Anonymous wrote:Anonymous wrote:We have different life views. I am a SAHM and she had a very powerful and fulfilling career. She finds it hard to respect my choice. I actually REALLY respect working moms and try to tell her in subtle ways all the time. She did a great job raising her kids and it doesn't have to be like this. There is no right choice. But she raised her kids in the 70s and 80s when she got A LOT of shit from her peer group and generation above her about working in a powerful position. Its just in her to be bitter and angry. She spent so many years on the defense. Im hoping it doesn't stay such a defining divide but Im 5 years into SAH and it still really really bothers her.

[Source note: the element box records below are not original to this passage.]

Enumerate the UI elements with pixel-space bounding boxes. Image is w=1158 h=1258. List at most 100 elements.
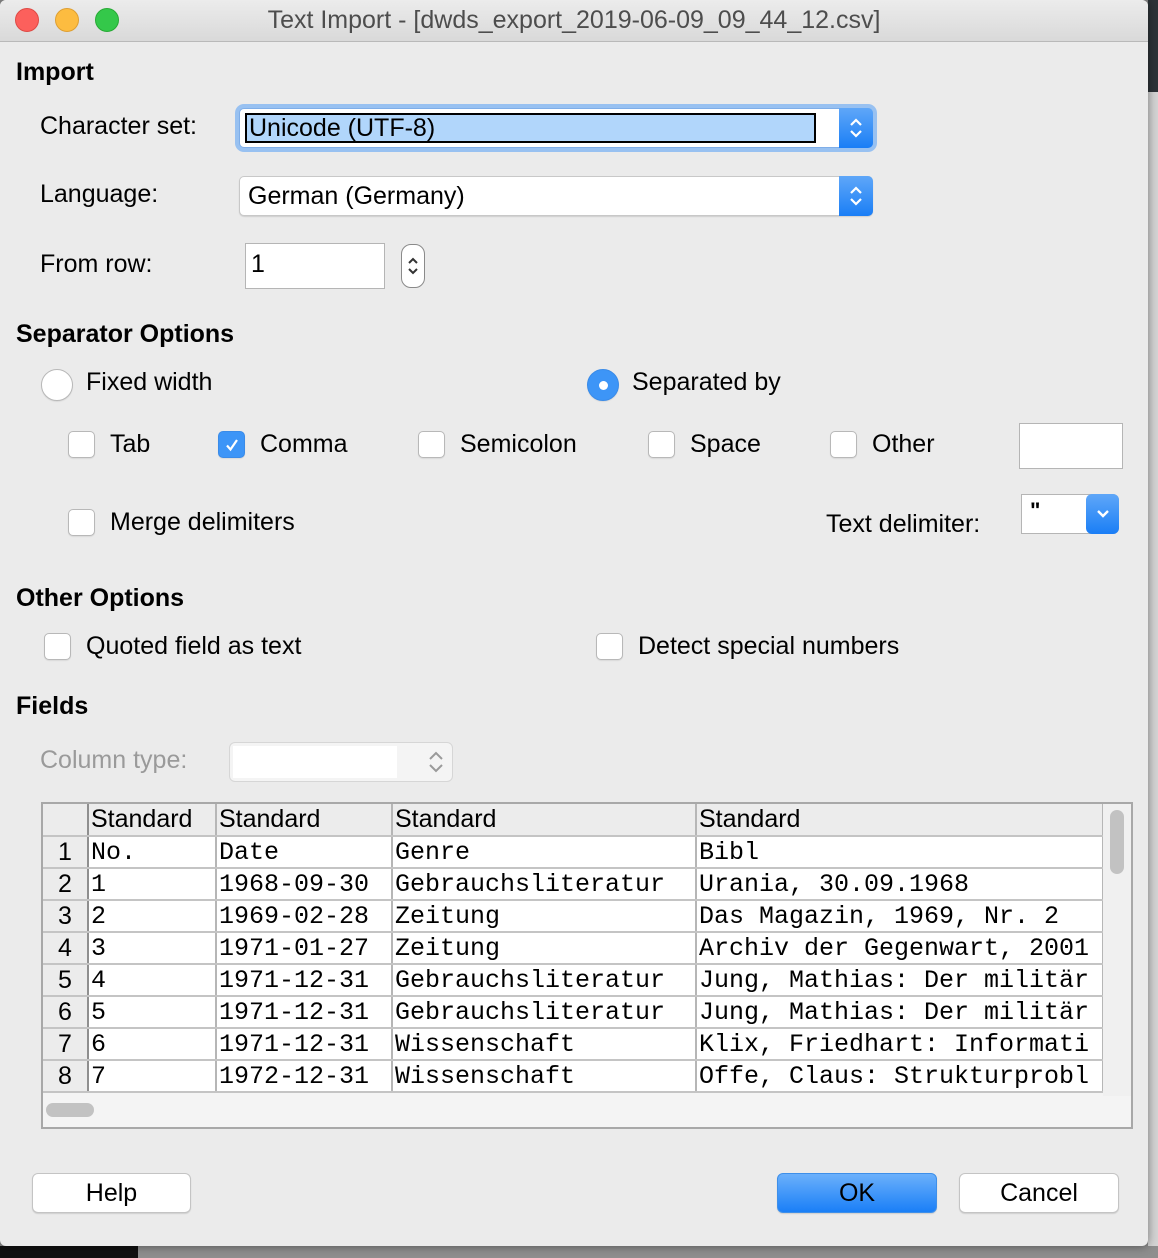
updown-chevron-icon <box>428 749 444 780</box>
table-cell: Urania, 30.09.1968 <box>696 868 1104 901</box>
merge-delimiters-label: Merge delimiters <box>110 508 295 536</box>
table-cell: Offe, Claus: Strukturprobl <box>696 1060 1104 1093</box>
row-number[interactable]: 1 <box>43 836 89 869</box>
column-type-value <box>233 746 397 778</box>
column-header[interactable]: Standard <box>696 804 1104 837</box>
merge-delimiters-checkbox[interactable] <box>68 509 95 536</box>
table-cell: 5 <box>88 996 217 1029</box>
row-number[interactable]: 5 <box>43 964 89 997</box>
table-cell: Wissenschaft <box>392 1028 697 1061</box>
space-label: Space <box>690 430 761 458</box>
preview-grid[interactable]: Standard Standard Standard Standard 1 No.… <box>41 802 1133 1129</box>
column-header[interactable]: Standard <box>392 804 697 837</box>
table-row: 7 6 1971-12-31 Wissenschaft Klix, Friedhart:… <box>43 1028 1104 1061</box>
from-row-label: From row: <box>40 250 153 278</box>
table-cell: Jung, Mathias: Der militär <box>696 996 1104 1029</box>
table-row: 8 7 1972-12-31 Wissenschaft Offe, Claus: Str… <box>43 1060 1104 1093</box>
language-value: German (Germany) <box>248 182 465 210</box>
semicolon-checkbox[interactable] <box>418 431 445 458</box>
preview-table: Standard Standard Standard Standard 1 No.… <box>43 804 1104 1093</box>
table-cell: Das Magazin, 1969, Nr. 2 <box>696 900 1104 933</box>
separated-by-radio[interactable] <box>587 369 619 401</box>
separated-by-label: Separated by <box>632 368 781 396</box>
tab-checkbox[interactable] <box>68 431 95 458</box>
table-row: 5 4 1971-12-31 Gebrauchsliteratur Jung, Math… <box>43 964 1104 997</box>
column-type-select[interactable] <box>229 742 453 782</box>
background-app-edge <box>1148 0 1158 1258</box>
ok-button[interactable]: OK <box>777 1173 937 1213</box>
table-cell: 3 <box>88 932 217 965</box>
table-cell: 1972-12-31 <box>216 1060 393 1093</box>
table-cell: 2 <box>88 900 217 933</box>
other-label: Other <box>872 430 935 458</box>
table-cell: Wissenschaft <box>392 1060 697 1093</box>
detect-special-numbers-checkbox[interactable] <box>596 633 623 660</box>
corner-cell[interactable] <box>43 804 89 837</box>
vertical-scroll-thumb[interactable] <box>1110 810 1124 874</box>
horizontal-scroll-thumb[interactable] <box>46 1103 94 1117</box>
row-number[interactable]: 8 <box>43 1060 89 1093</box>
chevron-down-icon <box>1086 494 1119 534</box>
column-header[interactable]: Standard <box>88 804 217 837</box>
text-delimiter-value: " <box>1030 498 1041 523</box>
stepper-chevrons-icon <box>408 257 418 275</box>
other-checkbox[interactable] <box>830 431 857 458</box>
column-type-label: Column type: <box>40 746 188 774</box>
tab-label: Tab <box>110 430 151 458</box>
comma-label: Comma <box>260 430 348 458</box>
table-row: 3 2 1969-02-28 Zeitung Das Magazin, 1969, Nr… <box>43 900 1104 933</box>
other-options-section-title: Other Options <box>16 584 185 612</box>
row-number[interactable]: 7 <box>43 1028 89 1061</box>
table-cell: 7 <box>88 1060 217 1093</box>
charset-label: Character set: <box>40 112 198 140</box>
comma-checkbox[interactable] <box>218 431 245 458</box>
table-cell: Zeitung <box>392 932 697 965</box>
table-row: 6 5 1971-12-31 Gebrauchsliteratur Jung, Math… <box>43 996 1104 1029</box>
window-title: Text Import - [dwds_export_2019-06-09_09… <box>267 6 881 34</box>
table-cell: Archiv der Gegenwart, 2001 <box>696 932 1104 965</box>
horizontal-scrollbar[interactable] <box>43 1095 1103 1127</box>
fields-section-title: Fields <box>16 692 89 720</box>
fixed-width-radio[interactable] <box>41 369 73 401</box>
row-number[interactable]: 3 <box>43 900 89 933</box>
table-cell: 1971-12-31 <box>216 964 393 997</box>
row-number[interactable]: 6 <box>43 996 89 1029</box>
help-button[interactable]: Help <box>32 1173 191 1213</box>
space-checkbox[interactable] <box>648 431 675 458</box>
table-cell: Gebrauchsliteratur <box>392 996 697 1029</box>
from-row-input[interactable]: 1 <box>245 243 385 289</box>
column-header[interactable]: Standard <box>216 804 393 837</box>
checkmark-icon <box>226 439 238 452</box>
row-number[interactable]: 4 <box>43 932 89 965</box>
table-cell: 1971-12-31 <box>216 996 393 1029</box>
cancel-button[interactable]: Cancel <box>959 1173 1119 1213</box>
vertical-scrollbar[interactable] <box>1103 804 1131 1096</box>
semicolon-label: Semicolon <box>460 430 577 458</box>
table-cell: Bibl <box>696 836 1104 869</box>
row-number[interactable]: 2 <box>43 868 89 901</box>
table-cell: Zeitung <box>392 900 697 933</box>
table-row: 2 1 1968-09-30 Gebrauchsliteratur Urania, 30… <box>43 868 1104 901</box>
table-cell: 6 <box>88 1028 217 1061</box>
detect-special-numbers-label: Detect special numbers <box>638 632 900 660</box>
text-import-dialog: Text Import - [dwds_export_2019-06-09_09… <box>0 0 1148 1246</box>
table-cell: No. <box>88 836 217 869</box>
charset-value: Unicode (UTF-8) <box>245 113 816 143</box>
language-select[interactable]: German (Germany) <box>239 176 873 216</box>
table-cell: 1971-01-27 <box>216 932 393 965</box>
table-cell: Jung, Mathias: Der militär <box>696 964 1104 997</box>
quoted-field-checkbox[interactable] <box>44 633 71 660</box>
from-row-stepper[interactable] <box>401 244 425 288</box>
table-row: 1 No. Date Genre Bibl <box>43 836 1104 869</box>
text-delimiter-label: Text delimiter: <box>826 510 981 538</box>
table-cell: Klix, Friedhart: Informati <box>696 1028 1104 1061</box>
table-cell: Date <box>216 836 393 869</box>
other-separator-input[interactable] <box>1019 423 1123 469</box>
title-bar: Text Import - [dwds_export_2019-06-09_09… <box>0 0 1148 42</box>
table-cell: 1969-02-28 <box>216 900 393 933</box>
table-row: 4 3 1971-01-27 Zeitung Archiv der Gegenwart,… <box>43 932 1104 965</box>
table-cell: Gebrauchsliteratur <box>392 964 697 997</box>
quoted-field-label: Quoted field as text <box>86 632 302 660</box>
text-delimiter-select[interactable]: " <box>1021 494 1119 534</box>
charset-select[interactable]: Unicode (UTF-8) <box>239 108 873 148</box>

Forgot to add another key aspect. My SIL (husbands brothers wife) is a cardiologist so she is really really special and impressive to MIL. In return in then hurts me that she favors her and her choices so much more. It dribbles down to our kids too. MIL will visit/pick them up them at daycare often and but never stop by at my house "because Im home and don't need her". So now MIL is closer to their kids and that stings too.
Anonymous wrote:Anonymous wrote:Anonymous wrote:My MiL is obsessed with us in such an unhealthy way and it has made my DH and I put walls up, which obviously makes her more obsessed. She wants to be a part of everything: know all of our finances, salaries, be friends with our friends, 'celebrate' every last holiday on the calendar with her. She is the reason I need to see a marriage therapist, even though my husband is great at 'handling' her. Any recommendations for a therapist?
Is he an only child?
No, he has an older sibling (also in DC) who relies on her financially (to help with mortgage and bills) - those two have a complicated co-dependent relationship of their own. She is thrilled to be 'helping' her other child financially, and almost seems upset that my husband doesn't ask her for a penny (Because financial assistance is an 'in' for her, and gives her a certain level of control.) Thank God my DH is so great at handling her. But I still need a therapist.
Anonymous wrote:Anonymous wrote:My MiL is obsessed with us in such an unhealthy way and it has made my DH and I put walls up, which obviously makes her more obsessed. She wants to be a part of everything: know all of our finances, salaries, be friends with our friends, 'celebrate' every last holiday on the calendar with her. She is the reason I need to see a marriage therapist, even though my husband is great at 'handling' her. Any recommendations for a therapist?
Is he an only child?
Anonymous wrote:My MiL is obsessed with us in such an unhealthy way and it has made my DH and I put walls up, which obviously makes her more obsessed. She wants to be a part of everything: know all of our finances, salaries, be friends with our friends, 'celebrate' every last holiday on the calendar with her. She is the reason I need to see a marriage therapist, even though my husband is great at 'handling' her. Any recommendations for a therapist?